A business day in a modern bank

  • The bank opens for business at 08:00 in the morning.
    All requests are assigned to the only shard named Shard0. Clerk A is assigned to process the requests. Bank opening at 08:00
  • Peak hours start from 10:00 in the morning.

    The bank manager decides to split Shard0 into Shard1 and Shard2 from 10:00 in the morning. The bank manager also assigns requests to the two shards based on the following rules: Assign requests from users whose names start with a letter from A to W to Shard1 and assign requests from users whose names start with X, Y, or Z to Shard2. The total number of users whose names start with a letter from A to W is nearly equal to that of users whose names start with X, Y, or Z. This way, requests can be evenly distributed to each shard.
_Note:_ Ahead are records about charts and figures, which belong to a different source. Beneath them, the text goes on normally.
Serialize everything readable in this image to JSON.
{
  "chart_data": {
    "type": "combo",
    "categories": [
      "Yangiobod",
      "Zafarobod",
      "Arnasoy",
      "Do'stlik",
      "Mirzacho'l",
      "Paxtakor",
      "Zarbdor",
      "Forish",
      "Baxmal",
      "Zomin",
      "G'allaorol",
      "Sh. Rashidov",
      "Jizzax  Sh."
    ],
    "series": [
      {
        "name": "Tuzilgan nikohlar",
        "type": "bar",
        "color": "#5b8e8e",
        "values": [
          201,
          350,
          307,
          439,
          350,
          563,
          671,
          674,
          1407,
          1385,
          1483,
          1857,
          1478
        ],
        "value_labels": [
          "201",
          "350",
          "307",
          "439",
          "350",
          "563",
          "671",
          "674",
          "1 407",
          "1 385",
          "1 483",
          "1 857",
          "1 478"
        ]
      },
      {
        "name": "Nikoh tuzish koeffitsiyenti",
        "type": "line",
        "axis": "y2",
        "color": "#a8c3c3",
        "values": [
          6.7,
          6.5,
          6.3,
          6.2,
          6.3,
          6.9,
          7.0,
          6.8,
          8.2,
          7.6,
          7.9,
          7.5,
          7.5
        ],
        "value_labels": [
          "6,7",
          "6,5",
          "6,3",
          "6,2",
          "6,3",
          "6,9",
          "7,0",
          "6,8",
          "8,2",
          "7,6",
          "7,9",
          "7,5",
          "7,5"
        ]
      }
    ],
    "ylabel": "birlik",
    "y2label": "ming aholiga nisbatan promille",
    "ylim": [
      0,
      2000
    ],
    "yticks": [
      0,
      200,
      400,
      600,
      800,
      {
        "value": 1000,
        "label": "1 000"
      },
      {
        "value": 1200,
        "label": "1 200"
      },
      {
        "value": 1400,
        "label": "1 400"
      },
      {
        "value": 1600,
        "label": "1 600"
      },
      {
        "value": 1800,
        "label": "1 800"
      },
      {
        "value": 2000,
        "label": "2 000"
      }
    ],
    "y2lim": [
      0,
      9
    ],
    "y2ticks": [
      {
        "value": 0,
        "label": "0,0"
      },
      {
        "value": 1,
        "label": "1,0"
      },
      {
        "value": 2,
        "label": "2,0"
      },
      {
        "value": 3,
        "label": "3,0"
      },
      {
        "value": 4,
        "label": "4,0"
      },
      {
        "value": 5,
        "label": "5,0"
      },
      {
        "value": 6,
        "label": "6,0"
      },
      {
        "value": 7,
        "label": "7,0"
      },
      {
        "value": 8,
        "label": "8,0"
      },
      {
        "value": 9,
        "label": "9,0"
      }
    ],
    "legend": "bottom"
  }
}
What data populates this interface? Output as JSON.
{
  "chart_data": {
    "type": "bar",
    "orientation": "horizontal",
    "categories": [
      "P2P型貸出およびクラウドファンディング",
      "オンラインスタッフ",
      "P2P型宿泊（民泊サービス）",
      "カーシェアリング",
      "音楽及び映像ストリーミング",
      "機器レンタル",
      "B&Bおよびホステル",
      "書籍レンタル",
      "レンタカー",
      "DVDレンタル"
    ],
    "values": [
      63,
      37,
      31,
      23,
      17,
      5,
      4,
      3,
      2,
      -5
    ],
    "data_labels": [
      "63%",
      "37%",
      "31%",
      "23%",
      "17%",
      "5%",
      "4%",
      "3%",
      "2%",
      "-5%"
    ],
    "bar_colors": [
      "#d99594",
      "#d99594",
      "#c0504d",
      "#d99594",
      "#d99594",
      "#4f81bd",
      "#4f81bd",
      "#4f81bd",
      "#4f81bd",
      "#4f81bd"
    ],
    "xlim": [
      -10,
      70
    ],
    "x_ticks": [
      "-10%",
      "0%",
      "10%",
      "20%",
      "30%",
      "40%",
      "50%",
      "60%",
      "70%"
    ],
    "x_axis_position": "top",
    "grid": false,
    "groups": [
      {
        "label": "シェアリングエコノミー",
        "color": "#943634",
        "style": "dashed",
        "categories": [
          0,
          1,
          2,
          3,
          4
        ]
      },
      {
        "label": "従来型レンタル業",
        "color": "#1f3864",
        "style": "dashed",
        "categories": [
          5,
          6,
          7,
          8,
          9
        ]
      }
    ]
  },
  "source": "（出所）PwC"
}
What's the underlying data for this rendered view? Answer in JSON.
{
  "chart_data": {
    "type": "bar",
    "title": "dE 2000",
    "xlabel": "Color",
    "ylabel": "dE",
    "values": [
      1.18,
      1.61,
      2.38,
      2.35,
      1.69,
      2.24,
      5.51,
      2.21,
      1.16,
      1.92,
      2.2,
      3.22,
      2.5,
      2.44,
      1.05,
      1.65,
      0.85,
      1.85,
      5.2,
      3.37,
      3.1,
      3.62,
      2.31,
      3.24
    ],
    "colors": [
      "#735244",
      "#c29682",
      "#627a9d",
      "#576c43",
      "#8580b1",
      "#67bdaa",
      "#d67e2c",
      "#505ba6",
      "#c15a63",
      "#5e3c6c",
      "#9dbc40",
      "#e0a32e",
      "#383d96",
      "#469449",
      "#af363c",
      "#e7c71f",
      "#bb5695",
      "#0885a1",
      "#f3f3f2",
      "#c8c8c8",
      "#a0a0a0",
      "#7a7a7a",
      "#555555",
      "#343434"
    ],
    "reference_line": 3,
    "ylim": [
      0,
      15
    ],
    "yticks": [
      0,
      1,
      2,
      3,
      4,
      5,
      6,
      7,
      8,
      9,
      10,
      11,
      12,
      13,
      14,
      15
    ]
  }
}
    The following figure shows the status of requests in the shards from 10:00 to 12:00. Status of requests in shards from 10:00 to 12:00

    When Clerk A has difficulty in processing requests in two shards, the bank manager dispatches Clerk B and Clerk C. Clerk B takes over one of the shards. Clerk C is idle.

  • The number of users increases after 12:00.

    The bank manager splits Shard1 into Shard3 and Shard4 and assigns Clerk A to process requests in Shard3 and Clerk C to process requests in Shard4. After 12:00, requests that were originally assigned to Shard1 are reassigned to Shard3 and Shard4.

    The following figure shows the status of requests in the shards after 12:00. Status of requests in the shards after 12:00
  • The number of users decreases from 16:00.

    The bank manager asks Clerk A and Clerk B to have a break and asks Clerk C to process requests in Shard2, Shard3, and Shard4. Later, the bank manager combines Shard2 and Shard3 into a shard named Shard5 and combines Shard5 and Shard4 into a shard named Shard6. After all requests in Shard6 are processed, the bank is closed.

Log processing

The preceding process can be abstracted into a typical log processing scenario. To meet the business requirements of banks, an elastic and flexible log framework can be used to provide the following features:
  • Shards are automatically scaled in or scaled out.
  • Shards are automatically adapted to the consumers of a consumer group when consumers are added to or removed from the consumer group. This way, data integrity is ensured and logs are processed in order.
  • Logs are processed only once. This requires consumers to support ordering.
  • The consumption process is monitored to ensure that computing resources are allocated based on actual requirements.
  • Logs from more sources can be collected. In the example of the modern bank, users can send requests from multiple channels, such as online banking, mobile banking, and electronic checks.

You can use LogHub and the LogHub consumer library to process logs in real time in the preceding scenarios. This way, you can focus on the business logic without the need to worry about resource scaling or failovers.

You can also use Storm or Spark Streaming to consume log data in Log Service by using the LogHub consumer library.